De l’analphabétisme au Luxembourg ? Il existe et pour la Maison d’Afrique, l’intégration passe nécessairement par là. Mais, faute de pouvoir bénéficier de subventions du ministère de l’Éducation, ce sont ses propres membres qui assurent les cours d’alphabétisation. Le critère requis est une limite minimale de quinze personnes par cours, nombre « que nous ne pouvons jamais atteindre et qui de toute façon est trop élevé pour garantir un bon encadrement », déplore David Foka.
Mais, à la Maison d’Afrique, on ne se décourage pas : « Nous ne voulons pas dépendre, nous ne voulons pas d’assistanat ». Les idées aussi ne manquent pas pour s’en sortir : Pourquoi, par exemple, ne pas rassembler les sommes que touchent tous les mois les bénéficiaires du RMG pour leur octroyer une seule fois sous forme de micro-crédit et mettre fin ainsi à leur situation de dépendance ?, explique-t-on en substance. Il faudrait favoriser l’entrepreneuriat afin que les gens puissent prendre leur vie en main eux-mêmes.
Si l’intégration reste un terme ouvert à mille interprétations, à la Maison d’Afrique, on estime que c’est un processus à double sens : « Nous avons besoin d’un signe. Nous avons besoin qu’on nous encourage », souligne David Foka. Pour l’instant, hormis une convention avec le ministère de l’Éducation, qui permet de payer les professeurs des cours de langues, David Foka regrette un manque de soutien : « On voudrait exécuter des projets, mais sans une convention avec le ministère de l’Intégration, ce ne sera pas possible. » « On attend de nous que nous participions aux frais. Mais nos membres n’en ont pas les moyens », déplore le responsable de la maison. Et de poursuivre : « Nous ne sentons pas de volonté politique pour l’intégration ». Les 136 membres paient déjà 25 euros de cotisation, « ce qui est beaucoup pour quelqu’un qui touche le RMG ou qui ne touche rien du tout ».
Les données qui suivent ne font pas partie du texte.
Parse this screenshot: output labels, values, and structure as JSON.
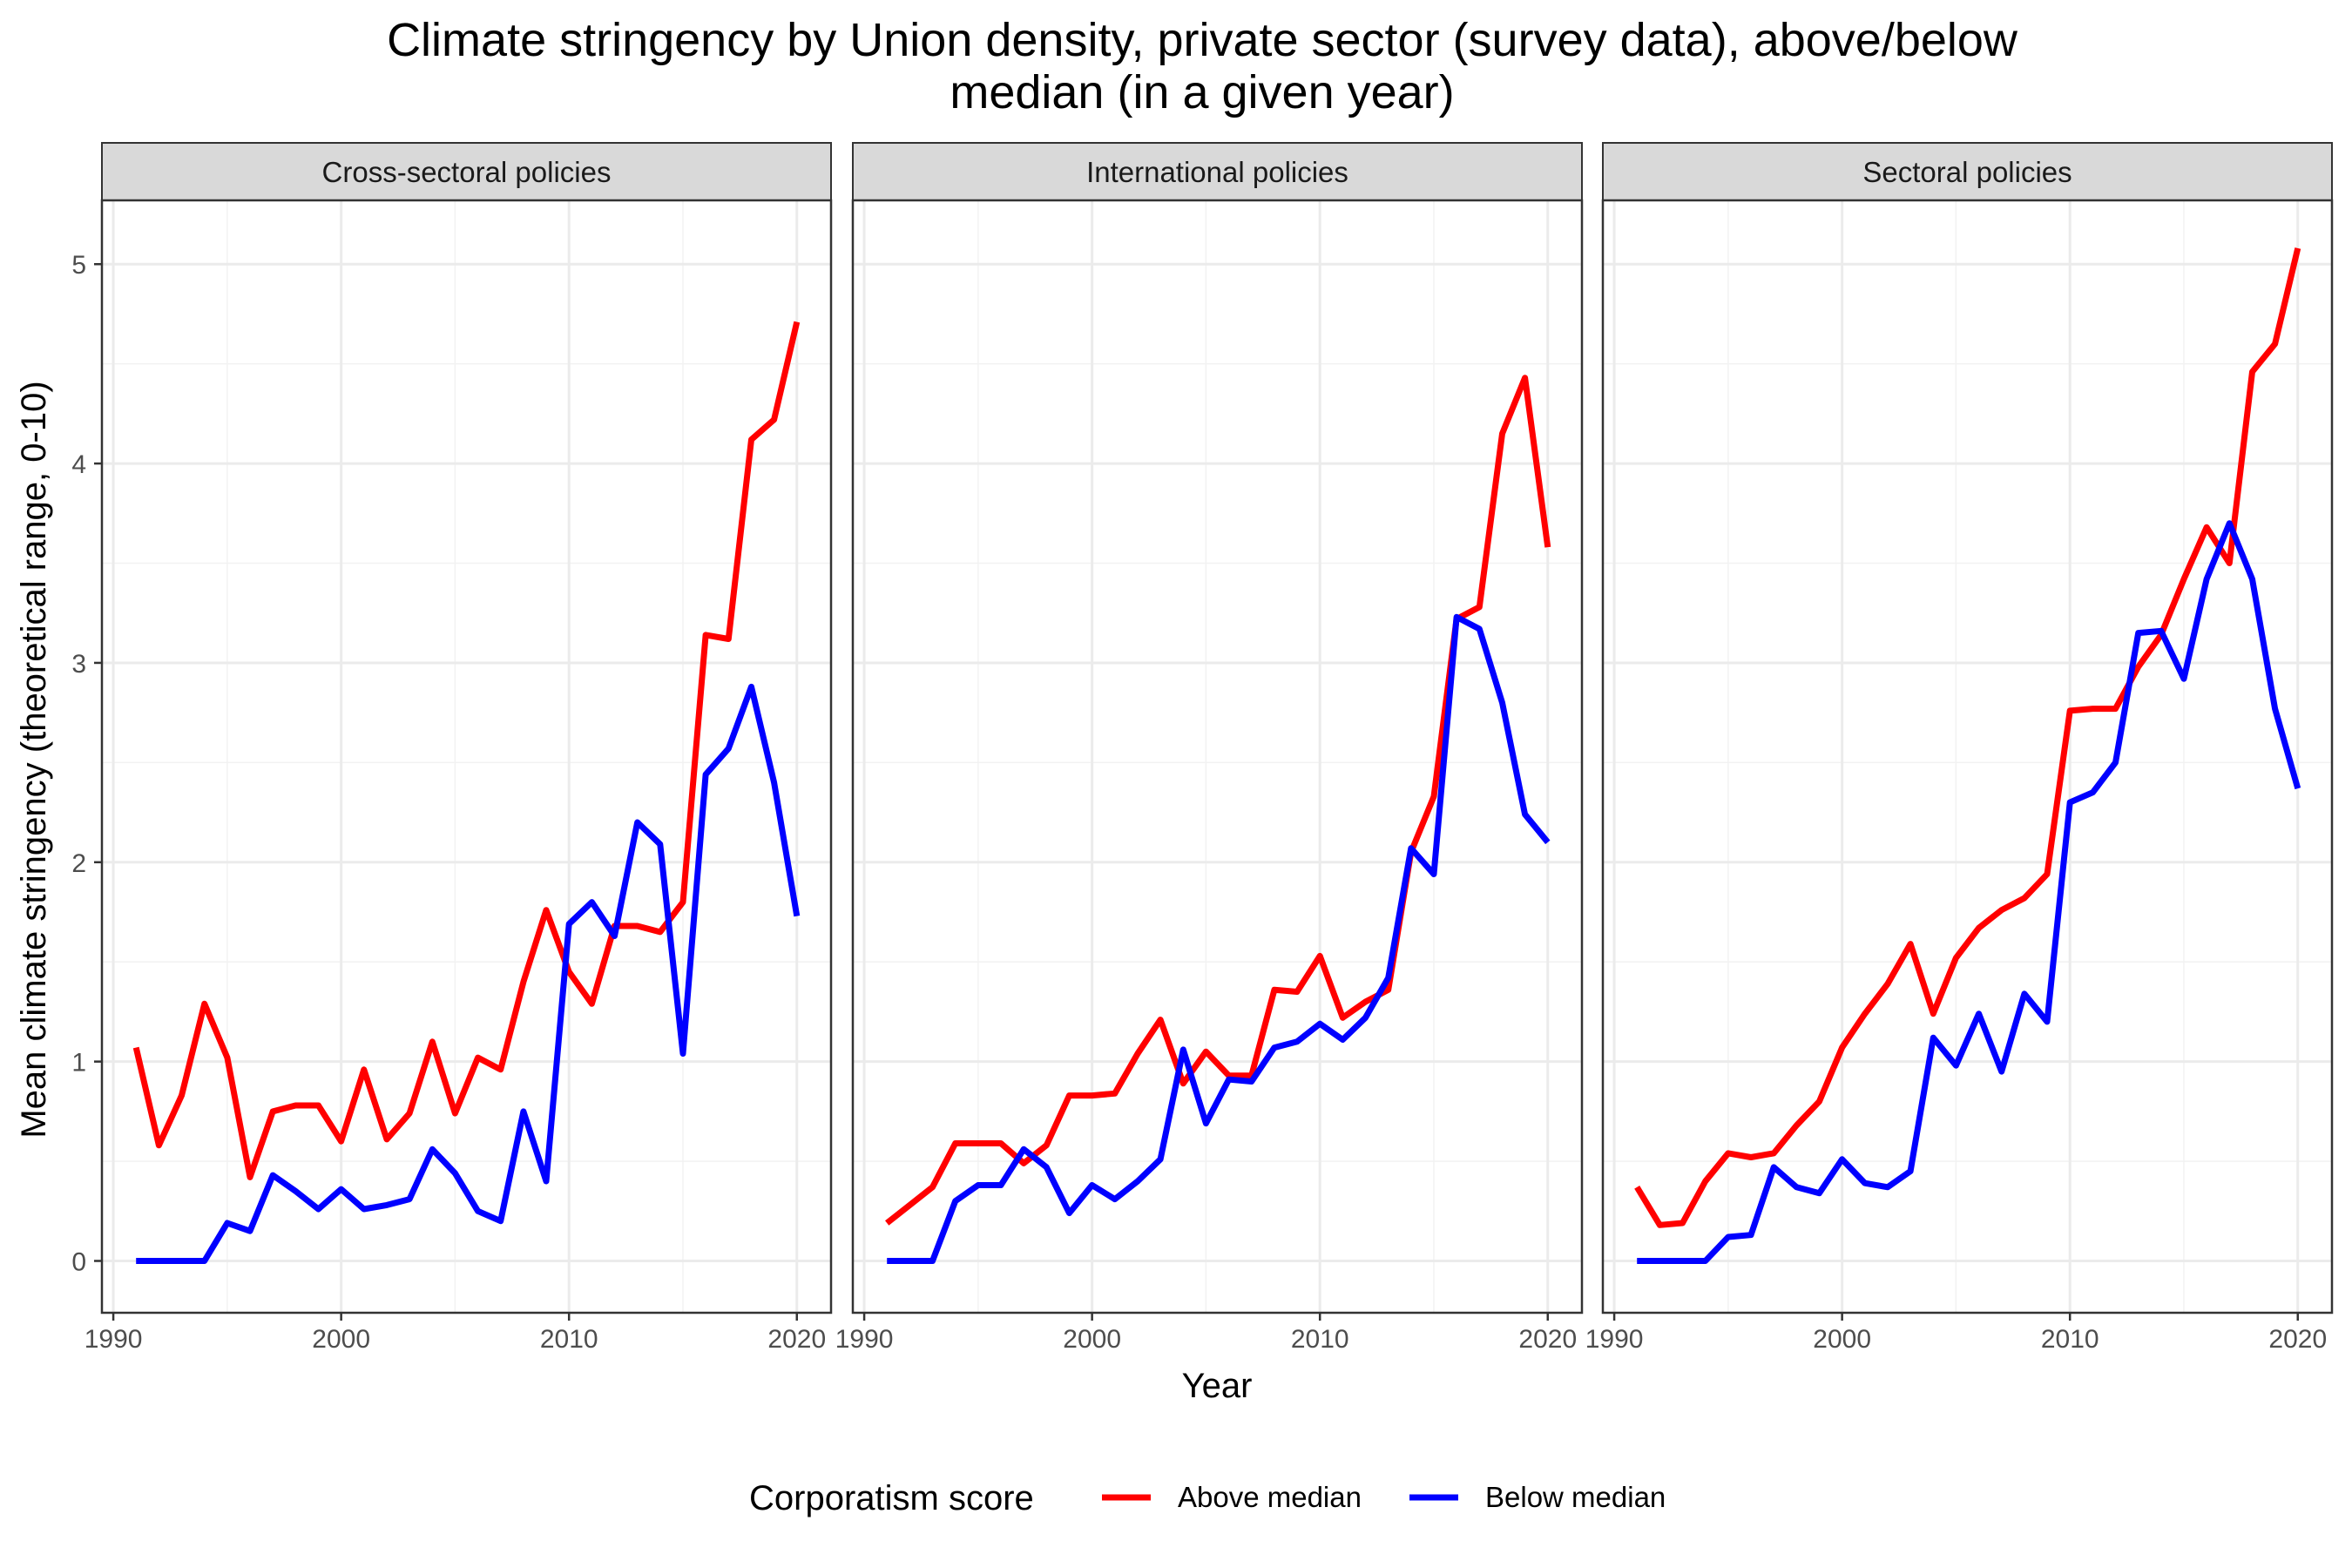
{
  "chart_data": {
    "type": "line",
    "title_lines": [
      "Climate stringency by Union density, private sector (survey data), above/below",
      "median (in a given year)"
    ],
    "xlabel": "Year",
    "ylabel": "Mean climate stringency (theoretical range, 0-10)",
    "xlim": [
      1989.5,
      2021.5
    ],
    "ylim": [
      -0.26,
      5.32
    ],
    "x_ticks": [
      1990,
      2000,
      2010,
      2020
    ],
    "x_tick_labels": [
      "1990",
      "2000",
      "2010",
      "2020"
    ],
    "y_ticks": [
      0,
      1,
      2,
      3,
      4,
      5
    ],
    "y_tick_labels": [
      "0",
      "1",
      "2",
      "3",
      "4",
      "5"
    ],
    "grid": true,
    "legend": {
      "title": "Corporatism score",
      "position": "bottom",
      "entries": [
        {
          "label": "Above median",
          "color": "#ff0000"
        },
        {
          "label": "Below median",
          "color": "#0000ff"
        }
      ]
    },
    "x": [
      1991,
      1992,
      1993,
      1994,
      1995,
      1996,
      1997,
      1998,
      1999,
      2000,
      2001,
      2002,
      2003,
      2004,
      2005,
      2006,
      2007,
      2008,
      2009,
      2010,
      2011,
      2012,
      2013,
      2014,
      2015,
      2016,
      2017,
      2018,
      2019,
      2020
    ],
    "panels": [
      {
        "strip": "Cross-sectoral policies",
        "series": [
          {
            "name": "Above median",
            "color": "#ff0000",
            "values": [
              1.07,
              0.58,
              0.83,
              1.29,
              1.02,
              0.42,
              0.75,
              0.78,
              0.78,
              0.6,
              0.96,
              0.61,
              0.74,
              1.1,
              0.74,
              1.02,
              0.96,
              1.4,
              1.76,
              1.45,
              1.29,
              1.68,
              1.68,
              1.65,
              1.8,
              3.14,
              3.12,
              4.12,
              4.22,
              4.71
            ]
          },
          {
            "name": "Below median",
            "color": "#0000ff",
            "values": [
              0,
              0,
              0,
              0,
              0.19,
              0.15,
              0.43,
              0.35,
              0.26,
              0.36,
              0.26,
              0.28,
              0.31,
              0.56,
              0.44,
              0.25,
              0.2,
              0.75,
              0.4,
              1.69,
              1.8,
              1.63,
              2.2,
              2.09,
              1.04,
              2.44,
              2.57,
              2.88,
              2.4,
              1.73
            ]
          }
        ]
      },
      {
        "strip": "International policies",
        "series": [
          {
            "name": "Above median",
            "color": "#ff0000",
            "values": [
              0.19,
              0.28,
              0.37,
              0.59,
              0.59,
              0.59,
              0.49,
              0.58,
              0.83,
              0.83,
              0.84,
              1.04,
              1.21,
              0.89,
              1.05,
              0.93,
              0.93,
              1.36,
              1.35,
              1.53,
              1.22,
              1.3,
              1.36,
              2.05,
              2.33,
              3.22,
              3.28,
              4.15,
              4.43,
              3.58
            ]
          },
          {
            "name": "Below median",
            "color": "#0000ff",
            "values": [
              0,
              0,
              0,
              0.3,
              0.38,
              0.38,
              0.56,
              0.47,
              0.24,
              0.38,
              0.31,
              0.4,
              0.51,
              1.06,
              0.69,
              0.91,
              0.9,
              1.07,
              1.1,
              1.19,
              1.11,
              1.22,
              1.42,
              2.07,
              1.94,
              3.23,
              3.17,
              2.8,
              2.24,
              2.1
            ]
          }
        ]
      },
      {
        "strip": "Sectoral policies",
        "series": [
          {
            "name": "Above median",
            "color": "#ff0000",
            "values": [
              0.37,
              0.18,
              0.19,
              0.4,
              0.54,
              0.52,
              0.54,
              0.68,
              0.8,
              1.07,
              1.24,
              1.39,
              1.59,
              1.24,
              1.52,
              1.67,
              1.76,
              1.82,
              1.94,
              2.76,
              2.77,
              2.77,
              2.98,
              3.14,
              3.42,
              3.68,
              3.5,
              4.46,
              4.6,
              5.08
            ]
          },
          {
            "name": "Below median",
            "color": "#0000ff",
            "values": [
              0,
              0,
              0,
              0,
              0.12,
              0.13,
              0.47,
              0.37,
              0.34,
              0.51,
              0.39,
              0.37,
              0.45,
              1.12,
              0.98,
              1.24,
              0.95,
              1.34,
              1.2,
              2.3,
              2.35,
              2.5,
              3.15,
              3.16,
              2.92,
              3.42,
              3.7,
              3.42,
              2.77,
              2.37
            ]
          }
        ]
      }
    ]
  }
}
On utilise beaucoup le recours au bénévolat à la Maison d’Afrique : « Nous voulons créer l’attractivité du bénévolat », assure David Foka, qui ne semble jamais perdre son sourire : « Nous comptons que sur nous mêmes ». La stratégie de mobilisation et le « bouche-à-oreille » portent leurs fruits. À côté des familles luxembourgeoises pour assurer les cours, des juristes ont été recrutés à raison de deux heures de présence par semaine à la Maison de l’Afrique. « Le bénévolat, c’est du gagnant-gagnant », mais on a envie de dire que cela ne permet pas de manger.
S’il est vrai que le pullulement grandissant d’associations au Luxembourg empêche parfois d’y voir clair dans le monde associatif et que le Luxembourg, en bon État paternaliste, les supporte quasiment tous, on peut quand même se demander si l’intérêt de la raison d’État peut concorder avec la logique de la Maison d’Afrique ? Ici, « nous ne voulons pas de compote, nous voulons une salade de fruits », souligne son administrateur. « Nous voulons changer non seulement l’image de l’Afrique en Europe », mais aussi l’image que les Africains ont d’eux-mêmes, insiste-t-il.
Les défis sont nombreux. Il s’agit surtout de ne plus accepter l’exclusion et la pauvreté. Il s’agit aussi de donner une chance à chacun, une vraie chance. « Il faut que les Africains trouvent eux aussi une place active et constructive dans la société luxembourgeoise » et il faut peut-être aussi que la société leur donne une chance d’y parvenir. « Il ne s’agit pas de faire de la victimisation », corrige David Foka.
Il est sans doute trop tôt pour évaluer l’engagement pris par la Maison. Son projet est ambitieux.